時代とアンチエイジング
アンチエイジングの意識はいつ頃から高まった?
「人生50年」と詠っていた戦国時代に比べて、現在のヒトの寿命はずいぶんと延びたものです。戦後には、50〜60才くらいになると”お爺さん・お婆さん”と呼ばれていたものですが、今ではその世代もまだ働き盛りの壮年期ということになります。食糧事情や栄養価など、ライフスタイルの変化とともに、私たち日本人はどんどん平均寿命を延ばしつつあります。
寿命が延びたということは、肉体年齢が昔に比べて若くなったということ!ある統計によると、戦後に比べて現代の人の肉体年齢は、マイナス7才であると言われています。また、肉体年齢にともなって、外見年齢も7才ほど若返っているとのこと。今のご自分の年齢から、7才引いてみましょう。いかに自分がまだ若いか、ということがわかります。これぞまさに、時代にともなう無意識アンチエイジング!
戦後の経済成長の頃は、アンチエイジングという言葉すらなく、人々は生活苦から脱却するために、寝る間も惜しんで働きました。もちろん今のように栄養も豊富ではない時代で、さらに美容などに時間やお金をかけている場合ではありませんでした。子沢山が当たり前の時代。女性は疲れきっていました。過労のため、どうしても肉体的・外見的に老け込んでしまう傾向にあったようです。

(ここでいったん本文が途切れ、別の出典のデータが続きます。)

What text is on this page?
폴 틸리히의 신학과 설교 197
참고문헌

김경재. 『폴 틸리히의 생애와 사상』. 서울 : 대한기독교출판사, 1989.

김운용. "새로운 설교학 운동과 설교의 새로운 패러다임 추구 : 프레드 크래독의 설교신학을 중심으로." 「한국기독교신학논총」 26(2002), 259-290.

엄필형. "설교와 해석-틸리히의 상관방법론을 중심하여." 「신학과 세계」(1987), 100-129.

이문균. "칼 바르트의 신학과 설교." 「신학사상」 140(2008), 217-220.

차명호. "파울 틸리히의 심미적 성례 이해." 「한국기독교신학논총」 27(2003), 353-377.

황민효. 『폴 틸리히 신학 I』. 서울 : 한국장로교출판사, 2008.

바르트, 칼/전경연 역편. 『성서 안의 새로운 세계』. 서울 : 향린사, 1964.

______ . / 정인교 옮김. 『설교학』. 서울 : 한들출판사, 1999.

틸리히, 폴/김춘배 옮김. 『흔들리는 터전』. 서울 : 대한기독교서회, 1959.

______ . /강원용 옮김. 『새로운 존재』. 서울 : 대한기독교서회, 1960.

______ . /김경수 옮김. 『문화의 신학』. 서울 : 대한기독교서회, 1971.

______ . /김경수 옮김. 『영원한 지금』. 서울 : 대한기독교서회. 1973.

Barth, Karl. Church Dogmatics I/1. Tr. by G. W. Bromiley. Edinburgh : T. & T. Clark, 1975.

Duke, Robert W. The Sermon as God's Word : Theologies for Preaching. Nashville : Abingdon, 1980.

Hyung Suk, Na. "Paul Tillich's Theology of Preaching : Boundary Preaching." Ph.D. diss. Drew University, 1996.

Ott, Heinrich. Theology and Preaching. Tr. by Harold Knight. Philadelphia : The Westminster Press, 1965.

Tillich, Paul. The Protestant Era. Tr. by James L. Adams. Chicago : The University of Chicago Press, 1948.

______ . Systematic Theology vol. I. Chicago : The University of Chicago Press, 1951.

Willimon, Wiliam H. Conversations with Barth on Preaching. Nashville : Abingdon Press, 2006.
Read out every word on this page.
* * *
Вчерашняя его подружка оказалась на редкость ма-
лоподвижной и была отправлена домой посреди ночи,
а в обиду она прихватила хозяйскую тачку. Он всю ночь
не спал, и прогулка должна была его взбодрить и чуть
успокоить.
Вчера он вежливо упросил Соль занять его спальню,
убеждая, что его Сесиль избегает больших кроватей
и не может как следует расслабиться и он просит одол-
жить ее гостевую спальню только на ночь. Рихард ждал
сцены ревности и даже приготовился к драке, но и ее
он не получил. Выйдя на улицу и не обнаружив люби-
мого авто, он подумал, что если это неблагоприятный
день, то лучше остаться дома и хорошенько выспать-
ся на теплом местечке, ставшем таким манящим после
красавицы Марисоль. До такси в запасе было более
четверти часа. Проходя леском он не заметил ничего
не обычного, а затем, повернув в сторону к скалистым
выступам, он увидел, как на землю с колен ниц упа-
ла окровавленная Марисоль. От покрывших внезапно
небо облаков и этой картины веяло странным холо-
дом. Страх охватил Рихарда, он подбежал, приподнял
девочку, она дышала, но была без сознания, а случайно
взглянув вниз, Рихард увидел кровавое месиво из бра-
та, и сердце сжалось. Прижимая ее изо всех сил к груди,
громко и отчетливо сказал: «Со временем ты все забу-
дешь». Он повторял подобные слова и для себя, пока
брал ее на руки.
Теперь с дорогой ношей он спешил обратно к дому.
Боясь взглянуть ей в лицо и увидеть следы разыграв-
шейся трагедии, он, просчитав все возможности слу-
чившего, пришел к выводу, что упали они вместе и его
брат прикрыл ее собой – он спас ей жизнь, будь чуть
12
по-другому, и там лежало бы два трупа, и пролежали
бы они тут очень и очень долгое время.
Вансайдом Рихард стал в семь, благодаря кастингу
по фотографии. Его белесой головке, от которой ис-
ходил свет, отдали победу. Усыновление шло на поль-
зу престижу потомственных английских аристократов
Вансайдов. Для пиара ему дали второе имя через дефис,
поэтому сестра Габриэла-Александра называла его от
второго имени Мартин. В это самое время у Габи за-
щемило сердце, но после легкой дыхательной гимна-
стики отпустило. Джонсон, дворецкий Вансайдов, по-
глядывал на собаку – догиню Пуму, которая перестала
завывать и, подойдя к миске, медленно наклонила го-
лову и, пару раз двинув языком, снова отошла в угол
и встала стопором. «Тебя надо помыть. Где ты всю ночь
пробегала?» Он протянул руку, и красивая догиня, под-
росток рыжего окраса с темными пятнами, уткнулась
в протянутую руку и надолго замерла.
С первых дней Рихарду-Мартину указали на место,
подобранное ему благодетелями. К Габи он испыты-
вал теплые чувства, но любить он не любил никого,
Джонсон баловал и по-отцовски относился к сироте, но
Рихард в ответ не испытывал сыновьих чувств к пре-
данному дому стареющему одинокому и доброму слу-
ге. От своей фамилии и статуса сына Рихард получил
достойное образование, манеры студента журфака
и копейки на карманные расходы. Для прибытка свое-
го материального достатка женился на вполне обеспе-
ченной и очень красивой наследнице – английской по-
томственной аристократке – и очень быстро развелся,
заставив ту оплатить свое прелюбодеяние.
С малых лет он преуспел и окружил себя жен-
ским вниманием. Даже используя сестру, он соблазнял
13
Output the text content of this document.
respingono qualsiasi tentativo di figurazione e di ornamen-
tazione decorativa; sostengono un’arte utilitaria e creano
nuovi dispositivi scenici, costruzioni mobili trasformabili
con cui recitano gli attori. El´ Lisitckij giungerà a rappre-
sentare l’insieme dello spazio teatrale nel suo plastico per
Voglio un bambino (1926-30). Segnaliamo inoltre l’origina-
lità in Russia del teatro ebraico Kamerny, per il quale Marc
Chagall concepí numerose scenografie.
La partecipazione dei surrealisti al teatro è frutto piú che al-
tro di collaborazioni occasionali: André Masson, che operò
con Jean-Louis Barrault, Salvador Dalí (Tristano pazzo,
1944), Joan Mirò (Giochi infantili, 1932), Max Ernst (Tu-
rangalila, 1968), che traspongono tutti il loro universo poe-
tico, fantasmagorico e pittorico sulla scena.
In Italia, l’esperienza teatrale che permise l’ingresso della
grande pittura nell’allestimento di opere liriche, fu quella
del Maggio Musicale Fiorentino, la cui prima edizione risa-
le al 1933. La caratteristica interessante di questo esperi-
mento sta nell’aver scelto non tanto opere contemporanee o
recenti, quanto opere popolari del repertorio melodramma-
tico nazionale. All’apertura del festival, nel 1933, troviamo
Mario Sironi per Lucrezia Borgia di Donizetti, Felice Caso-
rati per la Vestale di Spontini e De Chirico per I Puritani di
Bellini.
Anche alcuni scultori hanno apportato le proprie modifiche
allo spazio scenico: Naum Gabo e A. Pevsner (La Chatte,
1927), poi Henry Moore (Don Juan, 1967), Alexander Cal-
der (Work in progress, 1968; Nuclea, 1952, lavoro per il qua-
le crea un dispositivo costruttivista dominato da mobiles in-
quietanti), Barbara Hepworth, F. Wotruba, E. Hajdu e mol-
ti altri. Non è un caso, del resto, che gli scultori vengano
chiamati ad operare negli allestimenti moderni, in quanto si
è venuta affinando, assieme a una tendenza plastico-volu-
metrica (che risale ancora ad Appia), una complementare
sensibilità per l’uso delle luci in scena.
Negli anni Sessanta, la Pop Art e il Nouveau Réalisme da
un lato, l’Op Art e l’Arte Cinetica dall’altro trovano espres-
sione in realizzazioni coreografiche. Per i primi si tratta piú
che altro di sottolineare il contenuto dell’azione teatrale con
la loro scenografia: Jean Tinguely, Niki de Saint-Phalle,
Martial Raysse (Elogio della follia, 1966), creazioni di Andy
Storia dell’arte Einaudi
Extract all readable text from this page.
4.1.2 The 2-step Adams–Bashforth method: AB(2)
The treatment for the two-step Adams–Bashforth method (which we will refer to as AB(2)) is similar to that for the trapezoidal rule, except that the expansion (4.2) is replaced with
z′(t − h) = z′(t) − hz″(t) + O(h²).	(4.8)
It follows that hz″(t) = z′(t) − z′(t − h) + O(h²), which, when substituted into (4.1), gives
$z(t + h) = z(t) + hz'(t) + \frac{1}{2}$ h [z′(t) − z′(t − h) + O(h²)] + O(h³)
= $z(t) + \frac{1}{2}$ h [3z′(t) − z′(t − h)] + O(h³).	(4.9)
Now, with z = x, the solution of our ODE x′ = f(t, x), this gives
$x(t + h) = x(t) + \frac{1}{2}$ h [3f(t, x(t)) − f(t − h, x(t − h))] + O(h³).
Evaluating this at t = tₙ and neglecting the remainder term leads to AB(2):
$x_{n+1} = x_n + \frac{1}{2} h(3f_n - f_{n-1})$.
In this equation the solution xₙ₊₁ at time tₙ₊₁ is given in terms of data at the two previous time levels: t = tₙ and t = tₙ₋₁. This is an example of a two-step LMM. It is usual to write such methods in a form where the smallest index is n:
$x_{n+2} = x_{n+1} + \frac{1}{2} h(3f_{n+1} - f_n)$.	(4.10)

ところが、経済が発展した後、家電製品などの充実によって、生活の多忙さから解放された女性に若さや美しさを追求するゆとりが生まれました。このあたりに、アンチエイジングの原型が生まれたといっていいでしょう。
私たちが今、ゆとりをもってアンチエイジングにいそしむことができるのも、戦後の女性たちが懸命に働いて日本を支えてくれた結果です。アンチエイジングの誕生は、時代の恩恵でもあるのです。